It's the black and white bars accompanied by a reassuring beep.
A symbol so familiar we barely even register it's there. Except, that is, when we're at the self-serve checkout.
It is 43 years ago today that a humble pack of chewing gum ushered in the barcode and a brave new world of convenience. Could its days now finally be numbered?
On June 26, 1974, the first ever barcode was scanned as part of transaction. Today trillions of the codes, officially called Universal Product Code, exist worldwide.
I can see seven right now and I'm not at a shop but sitting at my desk. There are three on food packs, one each on a pair of highlighters and one on the back of pack of batteries.
"It was cheap and it was needed," said George J. Laurer, who was an engineer at IBM who, in the 1970s, led a team looking at new checkout systems. "And it is reliable. Those three things probably contributed more than anything else."
It revolutionised the world of retail and despite many attempts to dethrone it, the barcode has reigned supreme ever since.
The honour of scanning the first ever barcoded product went to 31-year-old Sharon Buchanan, a cashier at the Marsh supermarket in Troy, Ohio.
I was a little bit nervous at the time," she recalled in an interview with the New York Times in 2009.
"I mean what if this doesn't work? Everybody was there taking pictures, the photographers, the local press, people from around town.
"But it worked just fine. It was quite my 15 minutes of fame, I suppose."
That first product was a pack of Wrigley's Juicy Fruit chewing gum. The pack was gingerly passed over the scanner, the register went beep and 67c was rung up.

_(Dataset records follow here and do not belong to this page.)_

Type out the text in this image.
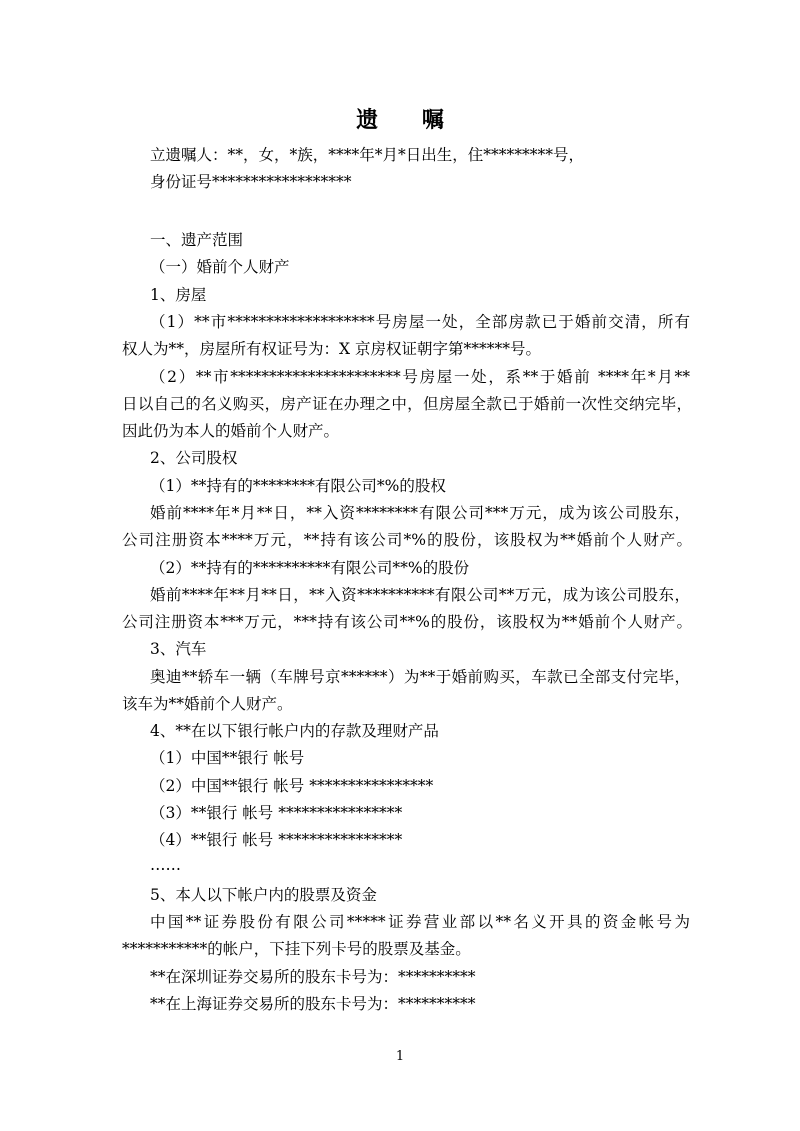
遗 嘱
立遗嘱人：**，女，*族，****年*月*日出生，住*********号，
身份证号******************
一、遗产范围
（一）婚前个人财产
1、房屋
（1）**市*******************号房屋一处，全部房款已于婚前交清，所有
权人为**，房屋所有权证号为：X 京房权证朝字第******号。
（2）**市**********************号房屋一处，系**于婚前 ****年*月**
日以自己的名义购买，房产证在办理之中，但房屋全款已于婚前一次性交纳完毕，
因此仍为本人的婚前个人财产。
2、公司股权
（1）**持有的********有限公司*%的股权
婚前****年*月**日，**入资********有限公司***万元，成为该公司股东，
公司注册资本****万元，**持有该公司*%的股份，该股权为**婚前个人财产。
（2）**持有的**********有限公司**%的股份
婚前****年**月**日，**入资**********有限公司**万元，成为该公司股东，
公司注册资本***万元，***持有该公司**%的股份，该股权为**婚前个人财产。
3、汽车
奥迪**轿车一辆（车牌号京******）为**于婚前购买，车款已全部支付完毕，
该车为**婚前个人财产。
4、**在以下银行帐户内的存款及理财产品
（1）中国**银行 帐号
（2）中国**银行 帐号 ****************
（3）**银行 帐号 ****************
（4）**银行 帐号 ****************
……
5、本人以下帐户内的股票及资金
中国**证券股份有限公司*****证券营业部以**名义开具的资金帐号为
***********的帐户，下挂下列卡号的股票及基金。
**在深圳证券交易所的股东卡号为：**********
**在上海证券交易所的股东卡号为：**********
1
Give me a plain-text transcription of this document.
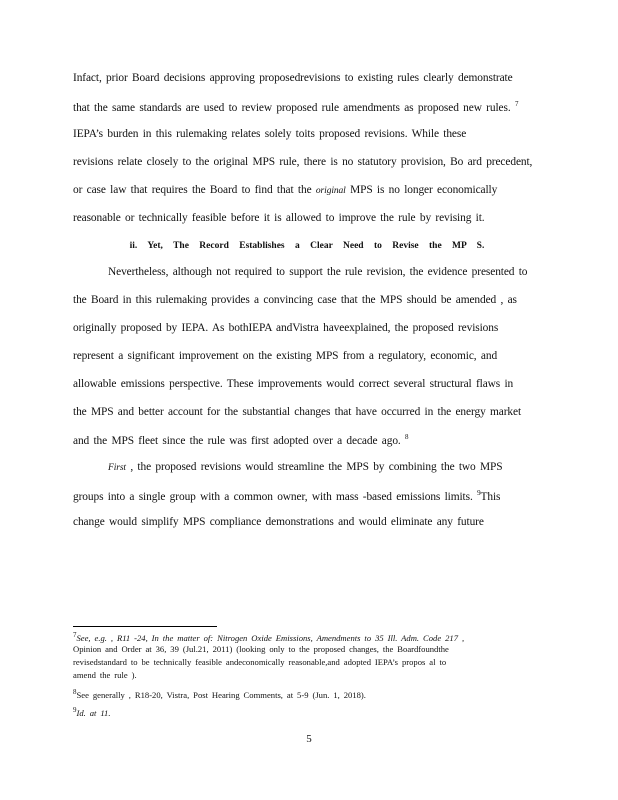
Infact, prior Board decisions approving proposedrevisions to existing rules clearly demonstrate
that the same standards are used to review proposed rule amendments as proposed new rules. $^7$
IEPA’s burden in this rulemaking relates solely toits proposed revisions. While these
revisions relate closely to the original MPS rule, there is no statutory provision, Bo ard precedent,
or case law that requires the Board to find that the original MPS is no longer economically
reasonable or technically feasible before it is allowed to improve the rule by revising it.
ii. Yet, The Record Establishes a Clear Need to Revise the MP S.
Nevertheless, although not required to support the rule revision, the evidence presented to
the Board in this rulemaking provides a convincing case that the MPS should be amended , as
originally proposed by IEPA. As bothIEPA andVistra haveexplained, the proposed revisions
represent a significant improvement on the existing MPS from a regulatory, economic, and
allowable emissions perspective. These improvements would correct several structural flaws in
the MPS and better account for the substantial changes that have occurred in the energy market
and the MPS fleet since the rule was first adopted over a decade ago. $^8$
First , the proposed revisions would streamline the MPS by combining the two MPS
groups into a single group with a common owner, with mass -based emissions limits. $^9$This
change would simplify MPS compliance demonstrations and would eliminate any future
$^7$See, e.g. , R11 -24, In the matter of: Nitrogen Oxide Emissions, Amendments to 35 Ill. Adm. Code 217 ,
Opinion and Order at 36, 39 (Jul.21, 2011) (looking only to the proposed changes, the Boardfoundthe
revisedstandard to be technically feasible andeconomically reasonable,and adopted IEPA’s propos al to
amend the rule ).
$^8$See generally , R18-20, Vistra, Post Hearing Comments, at 5-9 (Jun. 1, 2018).
$^9$Id. at 11.
5
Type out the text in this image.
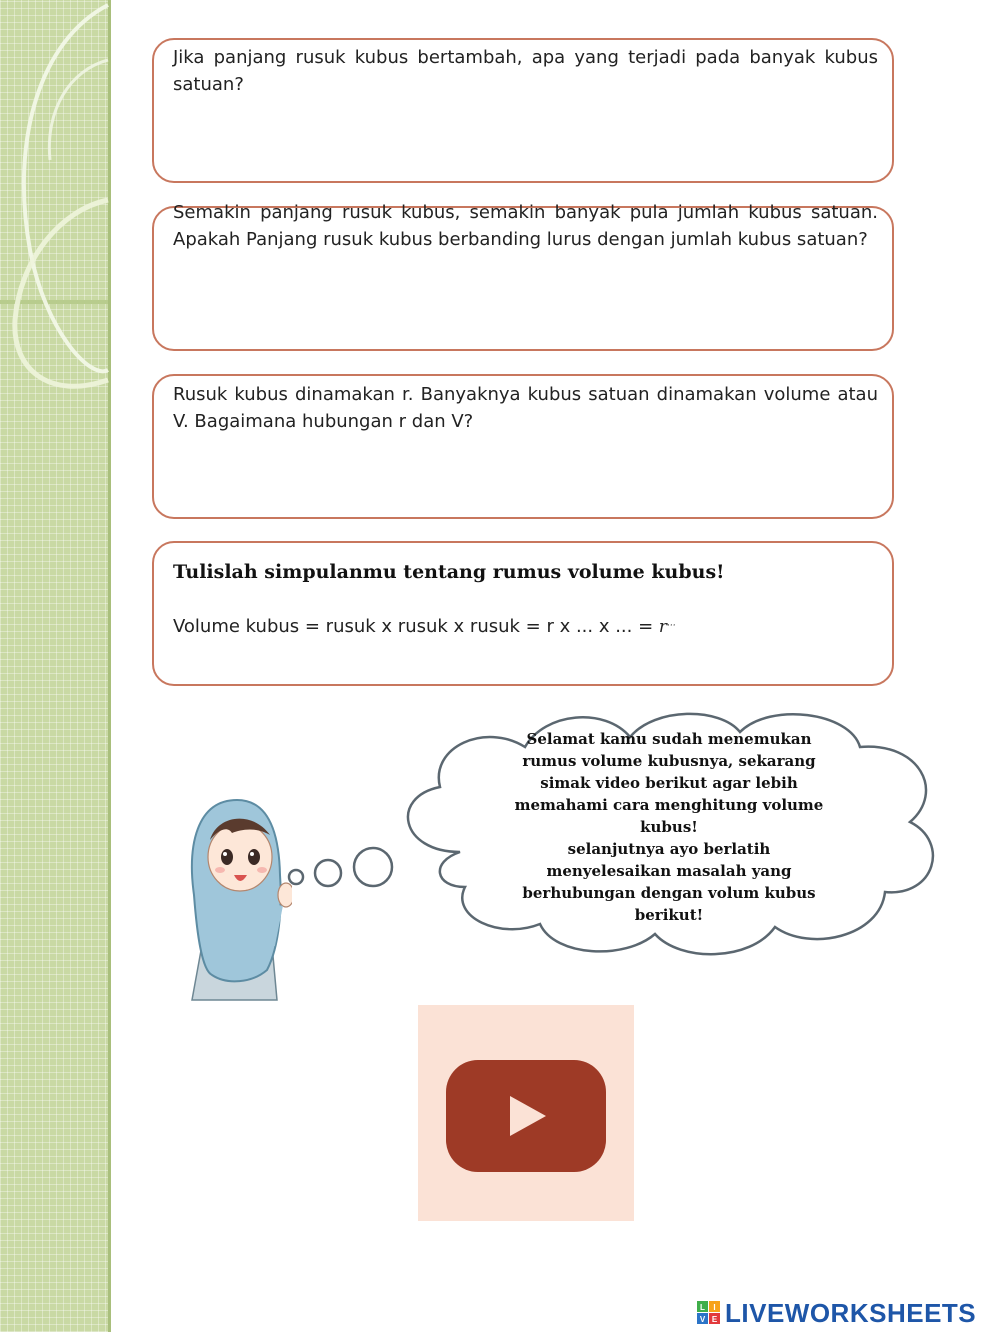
Jika panjang rusuk kubus bertambah, apa yang terjadi pada banyak kubus satuan?
Semakin panjang rusuk kubus, semakin banyak pula jumlah kubus satuan. Apakah Panjang rusuk kubus berbanding lurus dengan jumlah kubus satuan?
Rusuk kubus dinamakan r. Banyaknya kubus satuan dinamakan volume atau V. Bagaimana hubungan r dan V?
Tulislah simpulanmu tentang rumus volume kubus!
Volume kubus = rusuk x rusuk x rusuk = r x ... x ... = r...
Selamat kamu sudah menemukan
rumus volume kubusnya, sekarang
simak video berikut agar lebih
memahami cara menghitung volume
kubus!
selanjutnya ayo berlatih
menyelesaikan masalah yang
berhubungan dengan volum kubus
berikut!
L I
V E LIVEWORKSHEETS
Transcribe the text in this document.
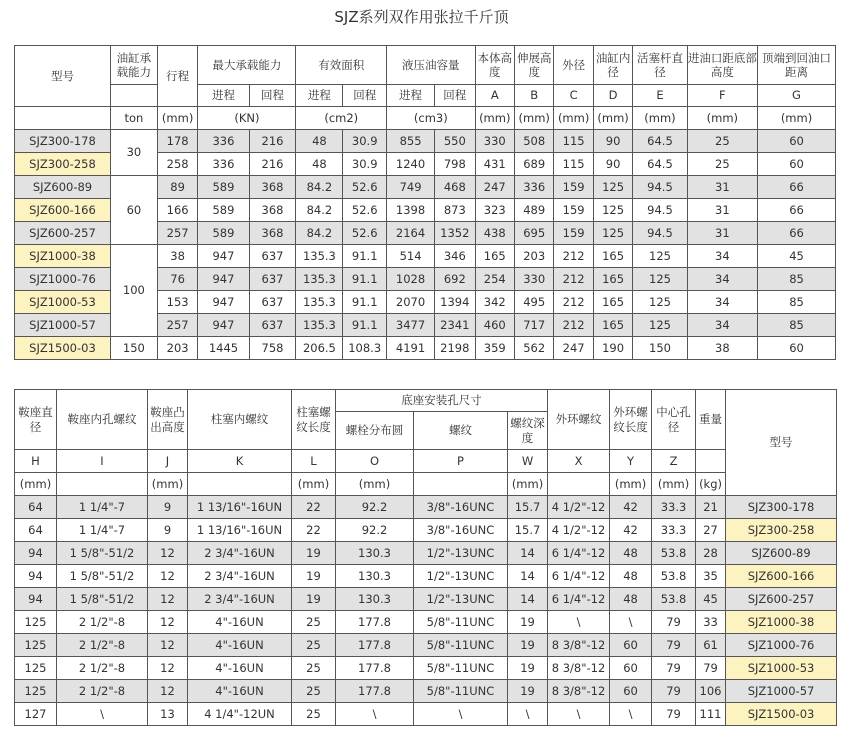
SJZ系列双作用张拉千斤顶
型号	油缸承载能力	行程	最大承载能力		有效面积		液压油容量		本体高度	伸展高度	外径	油缸内径	活塞杆直径	进油口距底部高度	顶端到回油口距离
			进程	回程	进程	回程	进程	回程	A	B	C	D	E	F	G
	ton	(mm)	(KN)		(cm2)		(cm3)		(mm)	(mm)	(mm)	(mm)	(mm)	(mm)	(mm)
SJZ300-178	30	178	336	216	48	30.9	855	550	330	508	115	90	64.5	25	60
SJZ300-258		258	336	216	48	30.9	1240	798	431	689	115	90	64.5	25	60
SJZ600-89	60	89	589	368	84.2	52.6	749	468	247	336	159	125	94.5	31	66
SJZ600-166		166	589	368	84.2	52.6	1398	873	323	489	159	125	94.5	31	66
SJZ600-257		257	589	368	84.2	52.6	2164	1352	438	695	159	125	94.5	31	66
SJZ1000-38	100	38	947	637	135.3	91.1	514	346	165	203	212	165	125	34	45
SJZ1000-76		76	947	637	135.3	91.1	1028	692	254	330	212	165	125	34	85
SJZ1000-53		153	947	637	135.3	91.1	2070	1394	342	495	212	165	125	34	85
SJZ1000-57		257	947	637	135.3	91.1	3477	2341	460	717	212	165	125	34	85
SJZ1500-03	150	203	1445	758	206.5	108.3	4191	2198	359	562	247	190	150	38	60
鞍座直径	鞍座内孔螺纹	鞍座凸出高度	柱塞内螺纹	柱塞螺纹长度	底座安装孔尺寸			外环螺纹	外环螺纹长度	中心孔径	重量	型号
					螺栓分布圆	螺纹	螺纹深度					
H	I	J	K	L	O	P	W	X	Y	Z		
(mm)		(mm)		(mm)	(mm)		(mm)		(mm)	(mm)	(kg)	
64	1 1/4"-7	9	1 13/16"-16UN	22	92.2	3/8"-16UNC	15.7	4 1/2"-12	42	33.3	21	SJZ300-178
64	1 1/4"-7	9	1 13/16"-16UN	22	92.2	3/8"-16UNC	15.7	4 1/2"-12	42	33.3	27	SJZ300-258
94	1 5/8"-51/2	12	2 3/4"-16UN	19	130.3	1/2"-13UNC	14	6 1/4"-12	48	53.8	28	SJZ600-89
94	1 5/8"-51/2	12	2 3/4"-16UN	19	130.3	1/2"-13UNC	14	6 1/4"-12	48	53.8	35	SJZ600-166
94	1 5/8"-51/2	12	2 3/4"-16UN	19	130.3	1/2"-13UNC	14	6 1/4"-12	48	53.8	45	SJZ600-257
125	2 1/2"-8	12	4"-16UN	25	177.8	5/8"-11UNC	19	\	\	79	33	SJZ1000-38
125	2 1/2"-8	12	4"-16UN	25	177.8	5/8"-11UNC	19	8 3/8"-12	60	79	61	SJZ1000-76
125	2 1/2"-8	12	4"-16UN	25	177.8	5/8"-11UNC	19	8 3/8"-12	60	79	79	SJZ1000-53
125	2 1/2"-8	12	4"-16UN	25	177.8	5/8"-11UNC	19	8 3/8"-12	60	79	106	SJZ1000-57
127	\	13	4 1/4"-12UN	25	\	\	\	\	\	79	111	SJZ1500-03
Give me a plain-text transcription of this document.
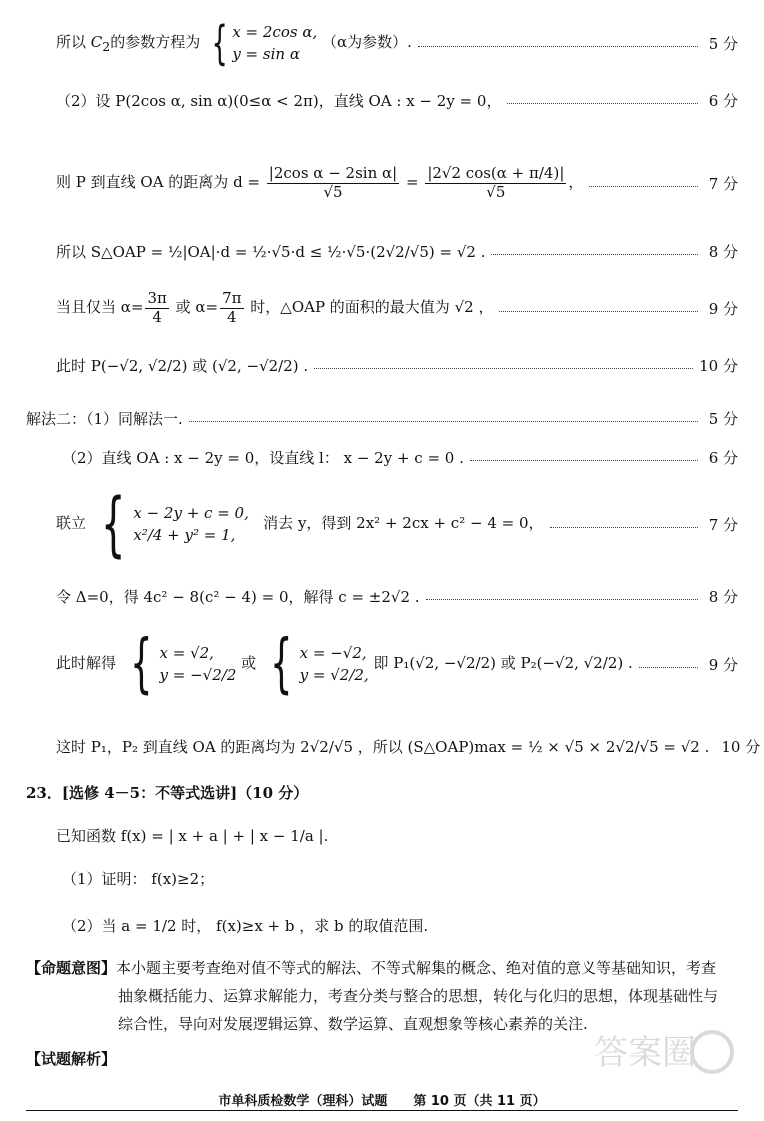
所以 $C_2$的参数方程为 { x = 2cos α,
y = sin α
（α为参数）.	5 分
（2）设 P(2cos α, sin α)(0≤α < 2π)，直线 OA : x − 2y = 0，	6 分
则 P 到直线 OA 的距离为 $d = \frac{\text{|2cos α − 2sin α|}}{√5} = \frac{|2√2 \cos(\alpha + \pi/4)|}{√5}$ ，	7 分
所以 S△OAP = ½|OA|·d = ½·√5·d ≤ ½·√5·(2√2/√5) = √2 .	8 分
当且仅当 $\alpha= \frac{3\pi}{4}$ 或 $\alpha= \frac{7\pi}{4}$ 时，△OAP 的面积的最大值为 √2 ，	9 分
此时 P(−√2, √2/2) 或 (√2, −√2/2) .	10 分
解法二：（1）同解法一.	5 分
（2）直线 OA : x − 2y = 0，设直线 l： x − 2y + c = 0 .	6 分
联立 { x − 2y + c = 0,
x²/4 + y² = 1,
消去 y，得到 2x² + 2cx + c² − 4 = 0，	7 分
令 Δ=0，得 4c² − 8(c² − 4) = 0，解得 c = ±2√2 .	8 分
此时解得 { x = √2,
y = −√2/2
或 { x = −√2,
y = √2/2,
即 P₁(√2, −√2/2) 或 P₂(−√2, √2/2) .	9 分
这时 P₁，P₂ 到直线 OA 的距离均为 2√2/√5 ，所以 (S△OAP)max = ½ × √5 × 2√2/√5 = √2 . 10 分
23．[选修 4－5：不等式选讲]（10 分）
已知函数 f(x) = | x + a | + | x − 1/a |.
（1）证明： f(x)≥2；
（2）当 a = 1/2 时， f(x)≥x + b ，求 b 的取值范围.
【命题意图】本小题主要考查绝对值不等式的解法、不等式解集的概念、绝对值的意义等基础知识，考查
抽象概括能力、运算求解能力，考查分类与整合的思想，转化与化归的思想，体现基础性与
综合性，导向对发展逻辑运算、数学运算、直观想象等核心素养的关注.
【试题解析】	答案圈
市单科质检数学（理科）试题　　第 10 页（共 11 页）
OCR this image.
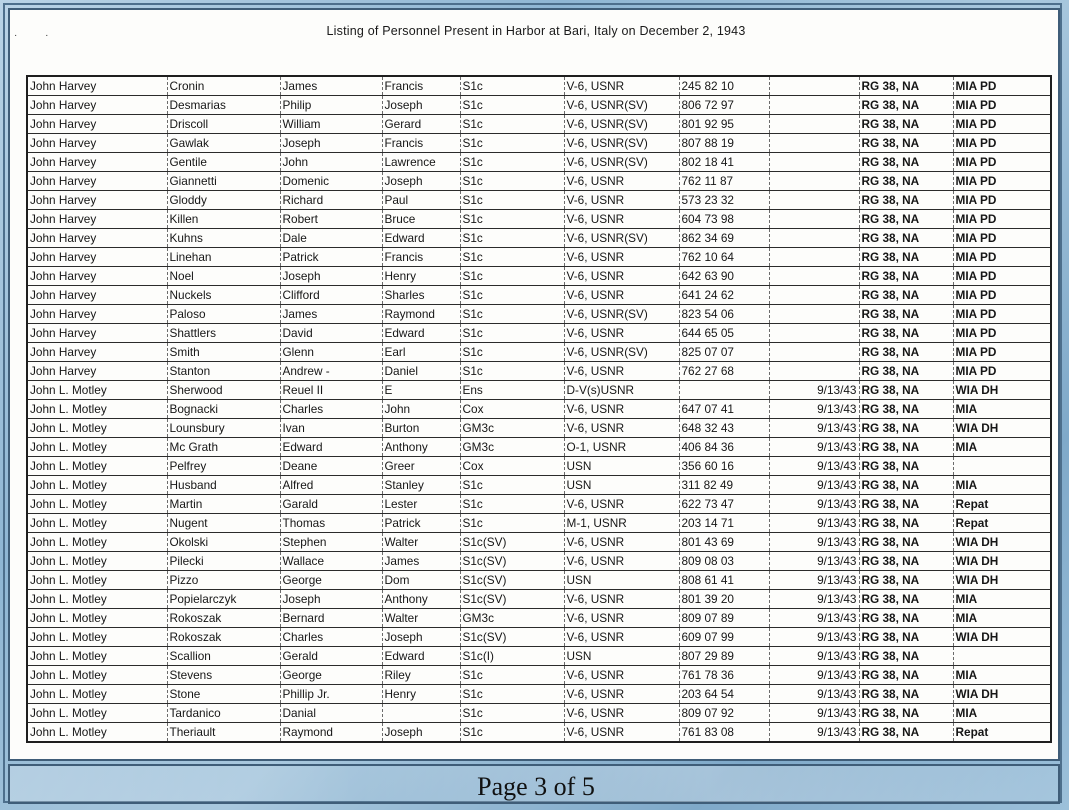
·          ·	Listing of Personnel Present in Harbor at Bari, Italy on December 2, 1943
John Harvey	Cronin	James	Francis	S1c	V-6, USNR	245 82 10		RG 38, NA	MIA PD
John Harvey	Desmarias	Philip	Joseph	S1c	V-6, USNR(SV)	806 72 97		RG 38, NA	MIA PD
John Harvey	Driscoll	William	Gerard	S1c	V-6, USNR(SV)	801 92 95		RG 38, NA	MIA PD
John Harvey	Gawlak	Joseph	Francis	S1c	V-6, USNR(SV)	807 88 19		RG 38, NA	MIA PD
John Harvey	Gentile	John	Lawrence	S1c	V-6, USNR(SV)	802 18 41		RG 38, NA	MIA PD
John Harvey	Giannetti	Domenic	Joseph	S1c	V-6, USNR	762 11 87		RG 38, NA	MIA PD
John Harvey	Gloddy	Richard	Paul	S1c	V-6, USNR	573 23 32		RG 38, NA	MIA PD
John Harvey	Killen	Robert	Bruce	S1c	V-6, USNR	604 73 98		RG 38, NA	MIA PD
John Harvey	Kuhns	Dale	Edward	S1c	V-6, USNR(SV)	862 34 69		RG 38, NA	MIA PD
John Harvey	Linehan	Patrick	Francis	S1c	V-6, USNR	762 10 64		RG 38, NA	MIA PD
John Harvey	Noel	Joseph	Henry	S1c	V-6, USNR	642 63 90		RG 38, NA	MIA PD
John Harvey	Nuckels	Clifford	Sharles	S1c	V-6, USNR	641 24 62		RG 38, NA	MIA PD
John Harvey	Paloso	James	Raymond	S1c	V-6, USNR(SV)	823 54 06		RG 38, NA	MIA PD
John Harvey	Shattlers	David	Edward	S1c	V-6, USNR	644 65 05		RG 38, NA	MIA PD
John Harvey	Smith	Glenn	Earl	S1c	V-6, USNR(SV)	825 07 07		RG 38, NA	MIA PD
John Harvey	Stanton	Andrew -	Daniel	S1c	V-6, USNR	762 27 68		RG 38, NA	MIA PD
John L. Motley	Sherwood	Reuel II	E	Ens	D-V(s)USNR		9/13/43	RG 38, NA	WIA DH
John L. Motley	Bognacki	Charles	John	Cox	V-6, USNR	647 07 41	9/13/43	RG 38, NA	MIA
John L. Motley	Lounsbury	Ivan	Burton	GM3c	V-6, USNR	648 32 43	9/13/43	RG 38, NA	WIA DH
John L. Motley	Mc Grath	Edward	Anthony	GM3c	O-1, USNR	406 84 36	9/13/43	RG 38, NA	MIA
John L. Motley	Pelfrey	Deane	Greer	Cox	USN	356 60 16	9/13/43	RG 38, NA	
John L. Motley	Husband	Alfred	Stanley	S1c	USN	311 82 49	9/13/43	RG 38, NA	MIA
John L. Motley	Martin	Garald	Lester	S1c	V-6, USNR	622 73 47	9/13/43	RG 38, NA	Repat
John L. Motley	Nugent	Thomas	Patrick	S1c	M-1, USNR	203 14 71	9/13/43	RG 38, NA	Repat
John L. Motley	Okolski	Stephen	Walter	S1c(SV)	V-6, USNR	801 43 69	9/13/43	RG 38, NA	WIA DH
John L. Motley	Pilecki	Wallace	James	S1c(SV)	V-6, USNR	809 08 03	9/13/43	RG 38, NA	WIA DH
John L. Motley	Pizzo	George	Dom	S1c(SV)	USN	808 61 41	9/13/43	RG 38, NA	WIA DH
John L. Motley	Popielarczyk	Joseph	Anthony	S1c(SV)	V-6, USNR	801 39 20	9/13/43	RG 38, NA	MIA
John L. Motley	Rokoszak	Bernard	Walter	GM3c	V-6, USNR	809 07 89	9/13/43	RG 38, NA	MIA
John L. Motley	Rokoszak	Charles	Joseph	S1c(SV)	V-6, USNR	609 07 99	9/13/43	RG 38, NA	WIA DH
John L. Motley	Scallion	Gerald	Edward	S1c(I)	USN	807 29 89	9/13/43	RG 38, NA	
John L. Motley	Stevens	George	Riley	S1c	V-6, USNR	761 78 36	9/13/43	RG 38, NA	MIA
John L. Motley	Stone	Phillip Jr.	Henry	S1c	V-6, USNR	203 64 54	9/13/43	RG 38, NA	WIA DH
John L. Motley	Tardanico	Danial		S1c	V-6, USNR	809 07 92	9/13/43	RG 38, NA	MIA
John L. Motley	Theriault	Raymond	Joseph	S1c	V-6, USNR	761 83 08	9/13/43	RG 38, NA	Repat
Page 3 of 5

In that moment, shopping changed forever.
Given a different set of circumstances, our barcodes may have looked very different. Rather than being the familiar monochrome fence we know today, sitting atop a row of digits, the bar code might have been a bullseye or a series of dots.
Norman Joseph Woodland, the man credited with being the inventor of the barcode favoured a circular shape and ended patenting just such a round code.
From New Jersey, he had spent WWII working on the Manhattan Project - the top US secret plan to build the world's first nuclear bomb.
When the war finished, he turned his head to more mundane matters. Matters that would, nonetheless, effect the everyday lives of far more people.
In 1948, Woodland's friend Bernard Silver mentioned he had overhead a supermarket executive pondering if there was a way of recording automatically product information at the registers, and so speeding up the checkout queue.
An inventor by trade, Mr Woodland, thought Morse code might have the answer with its series of dots and dashes to communicate information.
His epiphany came on a Miami Beach.
"What I'm going to tell you sounds like a fairy tale. I poked my four fingers into the sand and for whatever reason, I didn't know, I pulled my hand toward me and drew four lines," he told Smithsonian magazine.
"I said: 'Golly! Now I have four lines, and they could be wide lines and narrow lines instead of dots and dashes'. Then, only seconds later, I took my four fingers - they were still in the sand - and I swept them round into a circle."
The idea may have been born but the development had only just begun.
Myriad problems had to be overcome including the barcodes blurring due to the limitations of printing at the time and the sheer cost of scanners.
It was supermarket executive Alan Haberman who took Woodland's idea and, finally, in the 1970s made it a reality. He led the industry committee that got everyone to agree on one common standard for the code.
He also sifted through the various curves, dots and bullseyes and settled on straight lines as the preferred shape of the barcode.
It took just five years for the barcode to get to Australia.
The first supermarket to scan the US invention was Sims in Melbourne's western suburbs. The chain still exists to this day trading under the IGA name.
By 1986, 90 per cent of grocery items in Australian supermarket would have a unique barcode.
Today, at least 10 billion barcodes are scanned each and every day across the globe.
However, could it all be about to come to an end?
Amazon's newfangled Go stores are supermarkets without check-outs. Customers simply pick up the products they want, put them in a bag and walk out. The total amount is automatically deducted from their Amazon account.
As such, bar codes may now longer be needed on products.
But, before the barcode's obituary is written just yet, consider this. When you go to Amazon Go you still have to download a code to your phone and scan when entering the store. Maybe there's life in the old barcode yet.